Now a spokesperson for tolerance, Meeink didn't start out that way — in fact, at 13 years old, Meeink was a white supremacist, or a "skinhead", living in south Philadelphia. By 18, Meeink roamed the country as a neo-Nazi recruiter, frequently engaging in gang violence.
Before he was eventually arrested, Meeink had his own cable-access TV show, "The Reich", in Springfield, IL.
"I can't say with certainty how many people we attacked," Meeink writes of his time with a Philadelphia neo-Nazi group dubbed 'Strike Force.' "I rarely went more than a week without beating on somebody, whether SHARPs (Skinhead Against Racial Prejudice) or minorities."
"I craved the power I felt surging through my veins every time I slammed my boot into some dude's face," he added.
While in Illinois, Meeink helped kidnap and beat a man and filmed the entire ordeal. The tape eventually fell into the hands of police and Meeink was arrested.
It was during his year in prison that Meeink befriended two black men — a friendship that ended up changing his life.
"In prison, (Meeink) befriended men he used to think he hated, men of different races," Meeink's website reads. "Out of prison, Meeink tried to rejoin his old skinhead pals, but couldn't bring himself to hate those he knew to be his friends."

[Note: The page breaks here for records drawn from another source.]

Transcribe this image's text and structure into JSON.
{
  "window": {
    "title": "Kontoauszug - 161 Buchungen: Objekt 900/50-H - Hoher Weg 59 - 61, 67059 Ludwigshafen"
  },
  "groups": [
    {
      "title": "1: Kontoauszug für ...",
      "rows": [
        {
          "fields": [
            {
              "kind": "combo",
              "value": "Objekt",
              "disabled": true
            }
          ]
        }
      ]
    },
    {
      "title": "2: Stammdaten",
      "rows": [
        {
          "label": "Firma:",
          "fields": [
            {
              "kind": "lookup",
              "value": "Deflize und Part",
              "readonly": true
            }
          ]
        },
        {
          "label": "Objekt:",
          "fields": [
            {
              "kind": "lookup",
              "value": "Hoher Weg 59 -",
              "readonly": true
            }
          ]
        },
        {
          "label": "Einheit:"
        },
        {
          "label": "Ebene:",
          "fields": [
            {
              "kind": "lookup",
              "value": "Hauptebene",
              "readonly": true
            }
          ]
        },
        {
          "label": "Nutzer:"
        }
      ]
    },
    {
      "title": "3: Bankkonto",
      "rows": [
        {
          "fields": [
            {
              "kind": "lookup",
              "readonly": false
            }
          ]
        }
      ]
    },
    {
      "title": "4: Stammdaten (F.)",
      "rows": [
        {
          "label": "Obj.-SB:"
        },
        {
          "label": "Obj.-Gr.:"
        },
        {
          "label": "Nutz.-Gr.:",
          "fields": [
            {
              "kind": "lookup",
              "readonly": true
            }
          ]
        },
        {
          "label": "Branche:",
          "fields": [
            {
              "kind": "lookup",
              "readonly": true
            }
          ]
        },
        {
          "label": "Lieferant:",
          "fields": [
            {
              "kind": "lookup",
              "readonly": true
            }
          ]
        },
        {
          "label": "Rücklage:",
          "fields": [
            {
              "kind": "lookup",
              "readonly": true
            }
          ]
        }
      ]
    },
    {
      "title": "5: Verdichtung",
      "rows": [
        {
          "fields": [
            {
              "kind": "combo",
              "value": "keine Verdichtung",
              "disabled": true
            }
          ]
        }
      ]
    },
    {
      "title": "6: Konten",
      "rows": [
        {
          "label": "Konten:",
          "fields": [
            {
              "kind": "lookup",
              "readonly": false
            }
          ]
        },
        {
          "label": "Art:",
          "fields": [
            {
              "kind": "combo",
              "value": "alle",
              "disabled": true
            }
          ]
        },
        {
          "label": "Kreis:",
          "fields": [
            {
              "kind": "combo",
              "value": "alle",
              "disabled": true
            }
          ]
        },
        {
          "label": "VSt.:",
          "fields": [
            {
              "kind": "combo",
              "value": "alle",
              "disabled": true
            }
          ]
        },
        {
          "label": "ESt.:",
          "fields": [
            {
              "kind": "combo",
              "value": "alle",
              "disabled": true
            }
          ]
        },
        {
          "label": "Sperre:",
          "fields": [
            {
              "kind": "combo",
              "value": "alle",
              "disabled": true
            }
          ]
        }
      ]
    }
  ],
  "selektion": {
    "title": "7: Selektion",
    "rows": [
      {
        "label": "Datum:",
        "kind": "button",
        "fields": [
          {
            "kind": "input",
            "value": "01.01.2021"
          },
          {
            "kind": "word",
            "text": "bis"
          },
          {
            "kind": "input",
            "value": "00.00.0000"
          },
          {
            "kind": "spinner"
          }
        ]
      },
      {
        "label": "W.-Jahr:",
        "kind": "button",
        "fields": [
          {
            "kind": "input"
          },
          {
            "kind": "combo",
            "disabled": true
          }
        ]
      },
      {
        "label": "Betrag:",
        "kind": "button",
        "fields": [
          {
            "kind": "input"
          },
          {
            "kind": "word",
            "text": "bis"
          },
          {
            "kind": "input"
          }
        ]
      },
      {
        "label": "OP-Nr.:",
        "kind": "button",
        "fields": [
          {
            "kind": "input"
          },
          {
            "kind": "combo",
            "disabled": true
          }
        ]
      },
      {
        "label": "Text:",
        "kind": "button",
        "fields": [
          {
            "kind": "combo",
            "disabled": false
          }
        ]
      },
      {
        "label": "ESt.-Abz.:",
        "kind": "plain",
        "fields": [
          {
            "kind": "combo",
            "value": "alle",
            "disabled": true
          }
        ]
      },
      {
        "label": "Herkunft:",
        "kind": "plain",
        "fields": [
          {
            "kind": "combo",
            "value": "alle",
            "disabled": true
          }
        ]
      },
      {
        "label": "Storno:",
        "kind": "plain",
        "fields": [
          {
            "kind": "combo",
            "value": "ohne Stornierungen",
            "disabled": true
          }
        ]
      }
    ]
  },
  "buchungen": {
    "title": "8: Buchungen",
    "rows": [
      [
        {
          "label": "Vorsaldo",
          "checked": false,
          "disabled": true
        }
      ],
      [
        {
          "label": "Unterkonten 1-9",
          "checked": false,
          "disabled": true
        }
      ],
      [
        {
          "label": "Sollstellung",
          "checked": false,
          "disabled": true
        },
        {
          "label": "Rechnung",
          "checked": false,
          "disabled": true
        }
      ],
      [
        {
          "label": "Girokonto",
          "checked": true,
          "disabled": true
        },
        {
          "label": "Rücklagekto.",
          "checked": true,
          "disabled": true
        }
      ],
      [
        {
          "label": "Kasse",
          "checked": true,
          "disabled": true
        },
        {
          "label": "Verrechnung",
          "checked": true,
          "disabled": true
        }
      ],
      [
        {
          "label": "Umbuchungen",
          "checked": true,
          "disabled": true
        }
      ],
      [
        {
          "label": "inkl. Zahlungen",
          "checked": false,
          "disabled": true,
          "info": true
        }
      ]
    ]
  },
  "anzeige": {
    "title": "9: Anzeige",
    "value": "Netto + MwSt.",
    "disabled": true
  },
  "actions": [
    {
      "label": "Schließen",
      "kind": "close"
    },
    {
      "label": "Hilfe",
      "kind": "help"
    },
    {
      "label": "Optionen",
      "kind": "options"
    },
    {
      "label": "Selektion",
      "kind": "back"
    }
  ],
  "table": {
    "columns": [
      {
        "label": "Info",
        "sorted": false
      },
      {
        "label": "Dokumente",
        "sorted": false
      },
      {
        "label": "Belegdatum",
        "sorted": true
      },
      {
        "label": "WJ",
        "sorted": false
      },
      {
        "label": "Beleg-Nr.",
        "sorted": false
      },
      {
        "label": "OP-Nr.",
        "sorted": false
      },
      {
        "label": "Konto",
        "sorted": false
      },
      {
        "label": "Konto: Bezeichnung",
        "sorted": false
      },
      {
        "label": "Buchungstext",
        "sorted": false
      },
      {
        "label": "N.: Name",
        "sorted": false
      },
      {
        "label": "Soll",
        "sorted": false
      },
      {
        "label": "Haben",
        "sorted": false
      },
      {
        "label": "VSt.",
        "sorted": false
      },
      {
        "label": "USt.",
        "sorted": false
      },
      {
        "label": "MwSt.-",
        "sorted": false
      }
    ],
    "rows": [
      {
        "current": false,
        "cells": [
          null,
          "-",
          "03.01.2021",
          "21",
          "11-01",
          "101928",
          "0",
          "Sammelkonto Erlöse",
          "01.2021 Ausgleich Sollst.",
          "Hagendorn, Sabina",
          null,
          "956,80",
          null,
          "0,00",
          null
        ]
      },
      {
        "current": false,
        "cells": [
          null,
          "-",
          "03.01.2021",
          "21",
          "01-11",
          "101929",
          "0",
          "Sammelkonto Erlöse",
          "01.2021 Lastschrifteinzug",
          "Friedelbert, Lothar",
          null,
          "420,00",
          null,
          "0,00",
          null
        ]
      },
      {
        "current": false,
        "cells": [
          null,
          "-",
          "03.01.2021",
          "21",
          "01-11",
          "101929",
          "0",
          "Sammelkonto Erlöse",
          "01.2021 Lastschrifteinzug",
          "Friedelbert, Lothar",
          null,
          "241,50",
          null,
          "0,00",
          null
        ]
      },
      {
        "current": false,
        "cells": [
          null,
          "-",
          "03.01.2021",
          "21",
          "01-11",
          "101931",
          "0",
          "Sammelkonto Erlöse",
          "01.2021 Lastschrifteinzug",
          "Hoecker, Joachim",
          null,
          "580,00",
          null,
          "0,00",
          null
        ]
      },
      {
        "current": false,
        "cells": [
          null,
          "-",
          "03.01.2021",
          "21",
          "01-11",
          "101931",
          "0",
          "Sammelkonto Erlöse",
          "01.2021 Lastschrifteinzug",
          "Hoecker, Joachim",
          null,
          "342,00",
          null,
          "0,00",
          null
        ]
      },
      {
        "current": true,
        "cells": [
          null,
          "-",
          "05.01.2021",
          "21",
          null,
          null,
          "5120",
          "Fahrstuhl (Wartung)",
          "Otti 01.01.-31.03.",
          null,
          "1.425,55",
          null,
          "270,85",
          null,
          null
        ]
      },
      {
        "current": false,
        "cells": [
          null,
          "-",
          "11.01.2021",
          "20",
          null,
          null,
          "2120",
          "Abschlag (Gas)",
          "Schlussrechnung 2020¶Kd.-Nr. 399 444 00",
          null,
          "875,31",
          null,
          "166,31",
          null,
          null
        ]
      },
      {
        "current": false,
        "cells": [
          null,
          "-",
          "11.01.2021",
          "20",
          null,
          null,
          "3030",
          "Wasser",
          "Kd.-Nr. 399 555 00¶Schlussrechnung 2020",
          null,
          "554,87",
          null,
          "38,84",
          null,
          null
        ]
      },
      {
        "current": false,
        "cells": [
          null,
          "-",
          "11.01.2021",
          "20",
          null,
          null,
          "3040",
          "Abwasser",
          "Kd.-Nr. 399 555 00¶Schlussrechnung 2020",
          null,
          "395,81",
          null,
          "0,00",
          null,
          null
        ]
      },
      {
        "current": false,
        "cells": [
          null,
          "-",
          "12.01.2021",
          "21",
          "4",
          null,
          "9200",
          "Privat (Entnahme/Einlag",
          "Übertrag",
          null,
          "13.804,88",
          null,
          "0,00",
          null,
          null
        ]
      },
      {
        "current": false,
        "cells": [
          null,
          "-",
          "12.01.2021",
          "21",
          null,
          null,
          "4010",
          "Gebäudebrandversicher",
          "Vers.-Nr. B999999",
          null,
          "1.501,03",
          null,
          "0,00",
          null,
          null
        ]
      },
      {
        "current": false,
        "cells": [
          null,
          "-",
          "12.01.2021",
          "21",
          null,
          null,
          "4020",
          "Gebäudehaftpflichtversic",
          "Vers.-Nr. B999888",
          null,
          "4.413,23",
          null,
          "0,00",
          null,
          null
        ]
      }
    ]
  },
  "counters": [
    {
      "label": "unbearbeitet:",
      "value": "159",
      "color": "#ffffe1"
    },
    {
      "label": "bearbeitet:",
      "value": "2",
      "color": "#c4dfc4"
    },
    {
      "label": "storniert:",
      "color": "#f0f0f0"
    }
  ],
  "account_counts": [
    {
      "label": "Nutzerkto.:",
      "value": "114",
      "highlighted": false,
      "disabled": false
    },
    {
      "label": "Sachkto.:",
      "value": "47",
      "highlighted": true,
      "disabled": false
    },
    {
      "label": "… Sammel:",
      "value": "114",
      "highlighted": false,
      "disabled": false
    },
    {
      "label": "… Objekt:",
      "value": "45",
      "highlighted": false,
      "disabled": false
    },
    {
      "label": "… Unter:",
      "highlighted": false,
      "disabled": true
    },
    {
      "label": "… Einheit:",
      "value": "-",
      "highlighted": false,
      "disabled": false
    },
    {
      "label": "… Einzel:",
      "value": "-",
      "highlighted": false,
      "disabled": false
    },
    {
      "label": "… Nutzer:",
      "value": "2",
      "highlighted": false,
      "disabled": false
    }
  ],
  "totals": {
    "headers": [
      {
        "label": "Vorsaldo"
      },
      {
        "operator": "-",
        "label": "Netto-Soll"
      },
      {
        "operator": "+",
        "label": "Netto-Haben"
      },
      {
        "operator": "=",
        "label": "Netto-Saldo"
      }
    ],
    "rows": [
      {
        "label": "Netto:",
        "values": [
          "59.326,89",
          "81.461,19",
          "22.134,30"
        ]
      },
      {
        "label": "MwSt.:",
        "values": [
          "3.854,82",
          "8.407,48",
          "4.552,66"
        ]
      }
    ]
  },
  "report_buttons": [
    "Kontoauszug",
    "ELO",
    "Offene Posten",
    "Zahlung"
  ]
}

After a time working for a Jewish antiques dealer, Meeink defected from the white supremacy movement and had some of his neo-Nazy tattoos removed. After the Oklahoma City bombing, Meeink began working with the Anti-Defamation League and has appeared on several on film and TV.
Harmony Through Hockey launched in partnership with the Philadelphia Flyers, and gives inner city youth the chance to play what is still an expensive sport. Off the ice, the program teaches young athletes discipline, leadership and teamwork.
Wednesday's event is sponsored by the Anti-Defamation League, the Detroit Pistons, the Holocaust Memorial Center, the Jewish Community Center of Metropolitan Detroit and the Jewish News.